Economia

Il commento Pensioni, quei privilegi dei padri che danneggiano i figli

Ogni volta che si prende in mano il libro scottante della previdenza, l’impressione è che si giochi al Bancomat con i soldi degli altri e mai con i propri. Facciamo un passo indietro: come giustamente ricordato dal direttore e dal professor Forte, è impossibile varare manovre serie di riduzione della spesa pubblica senza incidere sulle mega-voci che compongono le uscite, vale a dire pensioni, stipendi del pubblico impiego, interessi sul debito e trasferimenti alle Regioni, ovvero sanità. Concentrarsi sulle voci residuali, quali gli stipendi dei parlamentari, equivale a pensare di ripagare il mutuo risparmiando sullo smalto per le unghie, mentre mettere a bilancio la «lotta all’evasione» è come sperare di trovare soldi per terra: bella cosa se capita, ma non sufficiente a convincere i creditori.
Leviamo dalla lavagna gli interessi sul debito perché non dipendono dal governo e, visti i tassi ai minimi assoluti, è inutile sperare in miglioramenti, anzi, se le restanti voci dovessero andare male, peggiorerebbe di conseguenza anche questa, perché dovremmo pagare interessi più alti per convincere i risparmiatori a sottoscrivere i titoli di Stato. A questo punto, piaccia o no, alle pensioni prima o poi si arriva. Una volta convinti a masticare amaro, però, si ha il sospetto che tutti tentino di rifilare il due di bastoni al vicino.
È possibile provare per una volta a dire che le pensioni in Italia sono fra le più inique del mondo? Da una parte abbiamo gli attuali giovani lavoratori che rischiano di non vedere il becco di un quattrino perché, nonostante la loro posizione previdenziale sia calcolata con il sistema contributivo e quindi potrebbero riavere solo quanto hanno già versato, ogni volta sono utilizzati come mucca con ritocchi ai parametri, allungamenti dell’età pensionabile (invocati spesso da chi in pensione c’e’ gia’) e obbligo di fondi pensione dalla gestione speso traballante.

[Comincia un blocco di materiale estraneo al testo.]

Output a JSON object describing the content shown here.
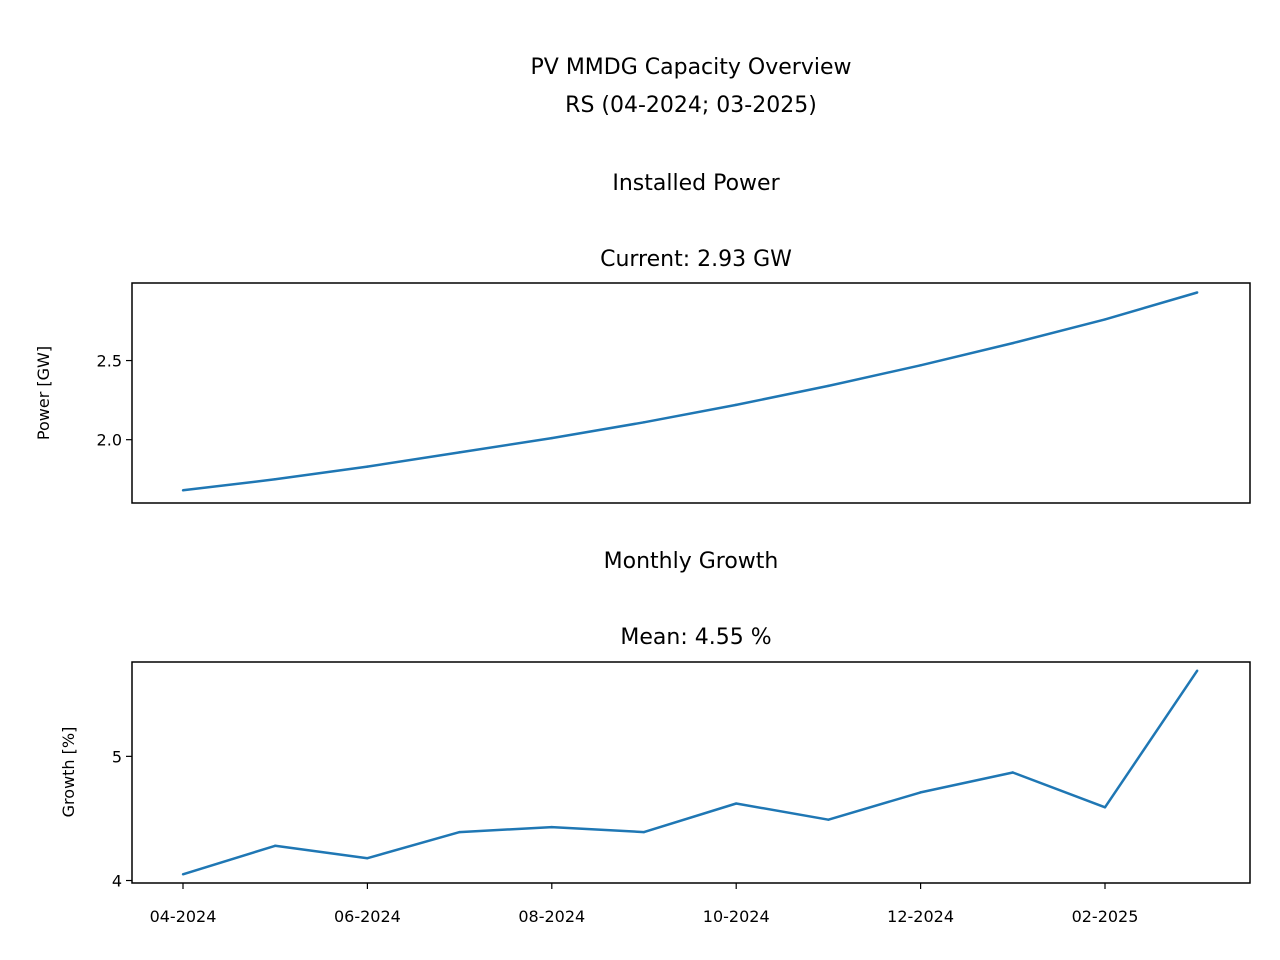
{
  "figure": {
    "title_line1": "PV MMDG Capacity Overview",
    "title_line2": "RS (04-2024; 03-2025)"
  },
  "chart_data": [
    {
      "type": "line",
      "title": "Installed Power",
      "subtitle": "Current: 2.93 GW",
      "xlabel": "",
      "ylabel": "Power [GW]",
      "x": [
        "04-2024",
        "05-2024",
        "06-2024",
        "07-2024",
        "08-2024",
        "09-2024",
        "10-2024",
        "11-2024",
        "12-2024",
        "01-2025",
        "02-2025",
        "03-2025"
      ],
      "series": [
        {
          "values": [
            1.68,
            1.75,
            1.83,
            1.92,
            2.01,
            2.11,
            2.22,
            2.34,
            2.47,
            2.61,
            2.76,
            2.93
          ],
          "color": "#1f77b4"
        }
      ],
      "ylim": [
        1.6,
        2.99
      ],
      "yticks": [
        "2.0",
        "2.5"
      ],
      "ytick_values": [
        2.0,
        2.5
      ],
      "xticks_visible": false,
      "grid": false
    },
    {
      "type": "line",
      "title": "Monthly Growth",
      "subtitle": "Mean: 4.55 %",
      "xlabel": "",
      "ylabel": "Growth [%]",
      "x": [
        "04-2024",
        "05-2024",
        "06-2024",
        "07-2024",
        "08-2024",
        "09-2024",
        "10-2024",
        "11-2024",
        "12-2024",
        "01-2025",
        "02-2025",
        "03-2025"
      ],
      "series": [
        {
          "values": [
            4.05,
            4.28,
            4.18,
            4.39,
            4.43,
            4.39,
            4.62,
            4.49,
            4.71,
            4.87,
            4.59,
            5.69
          ],
          "color": "#1f77b4"
        }
      ],
      "ylim": [
        3.98,
        5.76
      ],
      "yticks": [
        "4",
        "5"
      ],
      "ytick_values": [
        4,
        5
      ],
      "xticks": [
        "04-2024",
        "06-2024",
        "08-2024",
        "10-2024",
        "12-2024",
        "02-2025"
      ],
      "xtick_index": [
        0,
        2,
        4,
        6,
        8,
        10
      ],
      "grid": false
    }
  ]
}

Dall’altra abbiamo il vasto mondo del diritto acquisito, che si gode la pensione con un ridotto numero di anni di contribuzione e con il sistema retributivo che spesso ne ha moltiplicato l’importo rispetto ai versamenti effettivamente compiuti.
Non occorre nemmeno citare, poi, le situazioni «straordinarie» dei vitalizi generosamente concessi oggi, prelevando sui contributi di chi arriverà domani. Toccare il privilegio acquisito nel Paese del «chi ha dato ha dato, chi ha avuto ha avuto» è fantascienza, tuttavia ci permettiamo di suggerire un piccolo accorgimento che potrebbe aiutare il dibattito su a chi debba essere presentato un pezzo del conto.
Perché non recapitare a ogni attuale pensionato un fogliettino con la cifra a cui avrebbe diritto se fosse come tutti gli altri che in pensione ci devono ancora andare? Non dovrebbe essere difficile: basta ricostruire la storia contributiva di ciascuno e applicare ai versamenti gli stessi parametri che saranno applicati a tutti gli altri, magari corredato con una semplice percentuale di differenza. Di sicuro i sindacati, sempre così attenti all’equità e composti in buona parte di gente che è già in pensione o che ci andrà presto, magari proprio grazie all’abbattimento dello «scalone» regalato dalla sinistra (e messo in conto ai soliti) non avranno nulla da dire se anche gli si ricorda un privilegio ricevuto senza per questo toccarlo.

Tante volte un promemoria vale più di una tassa.